Un largo proceso. Cuando Philip Gröning comenzó a idear la película corría el año 1984. Habló con la orden monástica sobre la posibilidad de grabar el film ese mismo año. ¿La respuesta? Era demasiado pronto: “Dentro de diez o quince años, quizá”. Está claro que el tiempo en un claustro no se mide igual que en una oficina. Finalmente, en 1999, el momento había llegado. El director recibió una llamada del monasterio del “Gran Charteuse” de Grenoble, en los alpes franceses, el referente de todas las cartujas del mundo. Los preparativos previos a la grabación le llevaron a Gröning dos años. El rodaje, seis meses. Él solo ha grabado, producido y montado la película. Para ello, no ha querido usar luz artificial, ni música de fondo añadida, ni ningún elemento decorativo que no estuviera ya en el monasterio. Sólo quería grabar la realidad, y por eso vivió medio año con los cartujos.
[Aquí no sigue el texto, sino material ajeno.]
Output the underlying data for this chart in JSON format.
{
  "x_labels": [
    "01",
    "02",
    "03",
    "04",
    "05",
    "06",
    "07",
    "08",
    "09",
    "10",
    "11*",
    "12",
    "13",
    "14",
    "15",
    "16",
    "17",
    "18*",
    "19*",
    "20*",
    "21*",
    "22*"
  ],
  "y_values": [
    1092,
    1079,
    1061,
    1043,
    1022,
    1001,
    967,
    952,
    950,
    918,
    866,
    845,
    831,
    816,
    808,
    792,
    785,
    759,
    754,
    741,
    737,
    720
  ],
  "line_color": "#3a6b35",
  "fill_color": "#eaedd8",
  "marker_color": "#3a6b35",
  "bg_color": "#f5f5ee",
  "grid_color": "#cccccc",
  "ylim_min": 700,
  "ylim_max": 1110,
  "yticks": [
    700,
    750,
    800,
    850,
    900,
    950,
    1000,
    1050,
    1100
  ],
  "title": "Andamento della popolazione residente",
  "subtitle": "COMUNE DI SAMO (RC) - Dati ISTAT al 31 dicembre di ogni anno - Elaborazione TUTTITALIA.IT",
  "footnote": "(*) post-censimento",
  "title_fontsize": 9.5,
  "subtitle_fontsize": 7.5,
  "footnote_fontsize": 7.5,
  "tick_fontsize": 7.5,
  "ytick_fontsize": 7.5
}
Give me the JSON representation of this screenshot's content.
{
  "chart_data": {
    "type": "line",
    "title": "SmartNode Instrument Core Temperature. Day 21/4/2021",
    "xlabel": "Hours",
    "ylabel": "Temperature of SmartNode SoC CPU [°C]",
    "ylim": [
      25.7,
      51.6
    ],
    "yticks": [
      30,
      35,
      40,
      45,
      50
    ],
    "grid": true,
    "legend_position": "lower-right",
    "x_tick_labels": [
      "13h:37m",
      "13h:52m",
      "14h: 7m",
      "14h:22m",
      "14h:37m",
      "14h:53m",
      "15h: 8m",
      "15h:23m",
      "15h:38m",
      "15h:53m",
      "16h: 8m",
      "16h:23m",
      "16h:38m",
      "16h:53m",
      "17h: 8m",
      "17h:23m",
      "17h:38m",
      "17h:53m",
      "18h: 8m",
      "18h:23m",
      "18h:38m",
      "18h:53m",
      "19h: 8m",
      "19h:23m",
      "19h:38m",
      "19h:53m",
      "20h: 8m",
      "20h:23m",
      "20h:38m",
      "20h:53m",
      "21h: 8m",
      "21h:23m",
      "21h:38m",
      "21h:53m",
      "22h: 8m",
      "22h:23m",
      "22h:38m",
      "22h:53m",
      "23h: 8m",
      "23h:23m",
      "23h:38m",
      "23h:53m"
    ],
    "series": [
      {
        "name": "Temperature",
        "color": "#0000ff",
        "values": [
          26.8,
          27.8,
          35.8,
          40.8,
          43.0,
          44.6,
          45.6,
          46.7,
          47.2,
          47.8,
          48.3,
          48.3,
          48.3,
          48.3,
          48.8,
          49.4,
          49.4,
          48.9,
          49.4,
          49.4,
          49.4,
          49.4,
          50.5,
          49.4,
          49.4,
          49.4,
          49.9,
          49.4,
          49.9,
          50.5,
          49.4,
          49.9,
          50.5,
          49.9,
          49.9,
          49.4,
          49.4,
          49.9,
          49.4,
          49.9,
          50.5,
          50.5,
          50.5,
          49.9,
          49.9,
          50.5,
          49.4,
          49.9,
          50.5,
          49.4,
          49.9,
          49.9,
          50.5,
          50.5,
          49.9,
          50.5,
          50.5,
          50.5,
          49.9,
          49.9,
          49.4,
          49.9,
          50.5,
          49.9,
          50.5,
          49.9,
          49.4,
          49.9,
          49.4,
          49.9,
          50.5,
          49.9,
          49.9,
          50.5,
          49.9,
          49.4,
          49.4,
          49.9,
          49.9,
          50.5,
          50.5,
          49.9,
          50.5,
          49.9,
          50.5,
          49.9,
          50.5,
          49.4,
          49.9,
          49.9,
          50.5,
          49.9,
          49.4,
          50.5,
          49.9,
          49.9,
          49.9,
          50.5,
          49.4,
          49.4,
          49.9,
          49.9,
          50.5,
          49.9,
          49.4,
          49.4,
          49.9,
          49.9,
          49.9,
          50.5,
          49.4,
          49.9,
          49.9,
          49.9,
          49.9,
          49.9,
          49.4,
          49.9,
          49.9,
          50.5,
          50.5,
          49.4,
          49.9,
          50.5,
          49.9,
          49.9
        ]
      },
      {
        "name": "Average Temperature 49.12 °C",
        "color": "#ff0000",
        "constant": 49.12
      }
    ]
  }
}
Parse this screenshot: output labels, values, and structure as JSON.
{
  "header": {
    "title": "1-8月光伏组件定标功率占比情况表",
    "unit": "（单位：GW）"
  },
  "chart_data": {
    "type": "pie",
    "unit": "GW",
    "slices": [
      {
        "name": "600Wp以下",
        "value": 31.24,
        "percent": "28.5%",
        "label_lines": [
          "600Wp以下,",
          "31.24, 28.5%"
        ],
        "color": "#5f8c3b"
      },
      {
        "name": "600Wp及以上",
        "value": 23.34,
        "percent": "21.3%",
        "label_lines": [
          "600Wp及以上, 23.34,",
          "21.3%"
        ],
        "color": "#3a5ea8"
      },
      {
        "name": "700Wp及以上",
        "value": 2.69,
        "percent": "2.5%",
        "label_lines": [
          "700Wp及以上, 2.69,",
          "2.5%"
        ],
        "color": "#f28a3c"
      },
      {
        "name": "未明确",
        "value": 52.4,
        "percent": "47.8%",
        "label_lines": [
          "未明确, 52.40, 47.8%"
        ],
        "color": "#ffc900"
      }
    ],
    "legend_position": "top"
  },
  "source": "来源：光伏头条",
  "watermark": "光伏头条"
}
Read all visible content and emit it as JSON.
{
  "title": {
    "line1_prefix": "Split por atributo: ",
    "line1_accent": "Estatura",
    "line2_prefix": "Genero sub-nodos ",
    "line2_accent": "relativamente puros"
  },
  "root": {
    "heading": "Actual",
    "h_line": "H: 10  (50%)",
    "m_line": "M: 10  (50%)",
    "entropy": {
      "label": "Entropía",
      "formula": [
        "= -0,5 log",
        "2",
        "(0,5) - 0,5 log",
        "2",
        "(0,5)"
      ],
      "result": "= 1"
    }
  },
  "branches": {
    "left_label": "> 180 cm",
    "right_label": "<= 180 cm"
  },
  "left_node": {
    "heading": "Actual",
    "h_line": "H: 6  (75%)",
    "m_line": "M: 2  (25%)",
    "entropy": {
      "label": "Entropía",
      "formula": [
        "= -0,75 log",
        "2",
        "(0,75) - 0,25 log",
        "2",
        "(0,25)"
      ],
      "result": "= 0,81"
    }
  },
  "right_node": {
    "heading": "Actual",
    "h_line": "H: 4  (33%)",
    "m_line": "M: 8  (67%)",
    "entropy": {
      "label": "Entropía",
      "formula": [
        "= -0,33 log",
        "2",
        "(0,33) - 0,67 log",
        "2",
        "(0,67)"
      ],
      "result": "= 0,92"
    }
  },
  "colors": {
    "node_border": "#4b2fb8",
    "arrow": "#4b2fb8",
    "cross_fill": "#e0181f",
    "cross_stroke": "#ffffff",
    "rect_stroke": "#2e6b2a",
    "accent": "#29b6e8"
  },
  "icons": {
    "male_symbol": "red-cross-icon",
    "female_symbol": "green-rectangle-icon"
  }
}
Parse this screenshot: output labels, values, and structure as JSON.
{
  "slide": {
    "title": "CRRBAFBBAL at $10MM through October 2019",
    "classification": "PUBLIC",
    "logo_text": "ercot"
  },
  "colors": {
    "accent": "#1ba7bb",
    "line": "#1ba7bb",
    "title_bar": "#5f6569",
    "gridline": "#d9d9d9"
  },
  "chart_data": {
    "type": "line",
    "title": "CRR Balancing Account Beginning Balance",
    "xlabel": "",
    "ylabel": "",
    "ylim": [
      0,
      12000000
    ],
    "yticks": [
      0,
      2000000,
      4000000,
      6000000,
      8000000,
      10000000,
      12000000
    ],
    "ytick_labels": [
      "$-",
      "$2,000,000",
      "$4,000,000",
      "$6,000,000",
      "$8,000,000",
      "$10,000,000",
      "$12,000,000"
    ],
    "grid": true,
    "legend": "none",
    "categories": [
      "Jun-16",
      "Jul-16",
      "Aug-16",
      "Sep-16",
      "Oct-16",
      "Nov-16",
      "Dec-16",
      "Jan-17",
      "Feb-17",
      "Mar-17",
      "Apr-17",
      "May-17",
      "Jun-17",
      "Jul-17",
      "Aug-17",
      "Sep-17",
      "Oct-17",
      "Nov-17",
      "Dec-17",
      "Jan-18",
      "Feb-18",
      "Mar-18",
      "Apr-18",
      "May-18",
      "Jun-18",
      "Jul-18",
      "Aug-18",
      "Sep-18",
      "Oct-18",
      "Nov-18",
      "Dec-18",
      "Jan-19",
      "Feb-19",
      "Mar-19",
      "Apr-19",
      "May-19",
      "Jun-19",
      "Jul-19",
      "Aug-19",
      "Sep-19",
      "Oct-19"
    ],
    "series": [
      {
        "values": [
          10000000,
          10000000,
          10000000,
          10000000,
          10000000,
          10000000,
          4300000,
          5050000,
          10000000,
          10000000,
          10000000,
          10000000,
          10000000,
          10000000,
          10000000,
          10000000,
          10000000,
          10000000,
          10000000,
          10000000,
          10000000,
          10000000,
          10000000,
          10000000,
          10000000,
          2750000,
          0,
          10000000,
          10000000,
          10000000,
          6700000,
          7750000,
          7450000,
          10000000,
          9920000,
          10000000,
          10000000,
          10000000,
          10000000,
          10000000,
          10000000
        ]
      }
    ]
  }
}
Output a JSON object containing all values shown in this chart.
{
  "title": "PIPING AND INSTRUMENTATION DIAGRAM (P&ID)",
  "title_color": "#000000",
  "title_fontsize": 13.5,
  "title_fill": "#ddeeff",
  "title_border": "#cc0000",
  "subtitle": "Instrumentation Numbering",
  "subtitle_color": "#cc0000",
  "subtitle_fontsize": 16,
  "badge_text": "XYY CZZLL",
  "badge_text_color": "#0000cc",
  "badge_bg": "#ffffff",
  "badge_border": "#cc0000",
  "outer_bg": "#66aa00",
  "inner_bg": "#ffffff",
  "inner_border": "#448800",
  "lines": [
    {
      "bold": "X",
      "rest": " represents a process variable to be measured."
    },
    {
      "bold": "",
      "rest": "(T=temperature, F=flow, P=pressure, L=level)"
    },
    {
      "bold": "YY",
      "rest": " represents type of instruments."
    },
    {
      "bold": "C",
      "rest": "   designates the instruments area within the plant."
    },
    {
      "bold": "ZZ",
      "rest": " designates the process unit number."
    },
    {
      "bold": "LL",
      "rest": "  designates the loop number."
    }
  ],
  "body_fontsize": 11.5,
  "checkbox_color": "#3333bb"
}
En 2005, Gröning presentó la película en el Festival de Venecia, en la sección dedicada al lenguaje experimental (Horizontes). Y después vino el éxito. Primero, en su tierra natal, Alemania. Ahora, en Italia, donde crítica y público también han acogido “El Gran Silencio” favorablemente. Será porque la vida de una de las órdenes monásticas más austeras y desconocidas del mundo ha salido a la luz a través de una película donde el factor tiempo es sólo una circunstancia secundaria y el silencio se convierte en una actitud vital.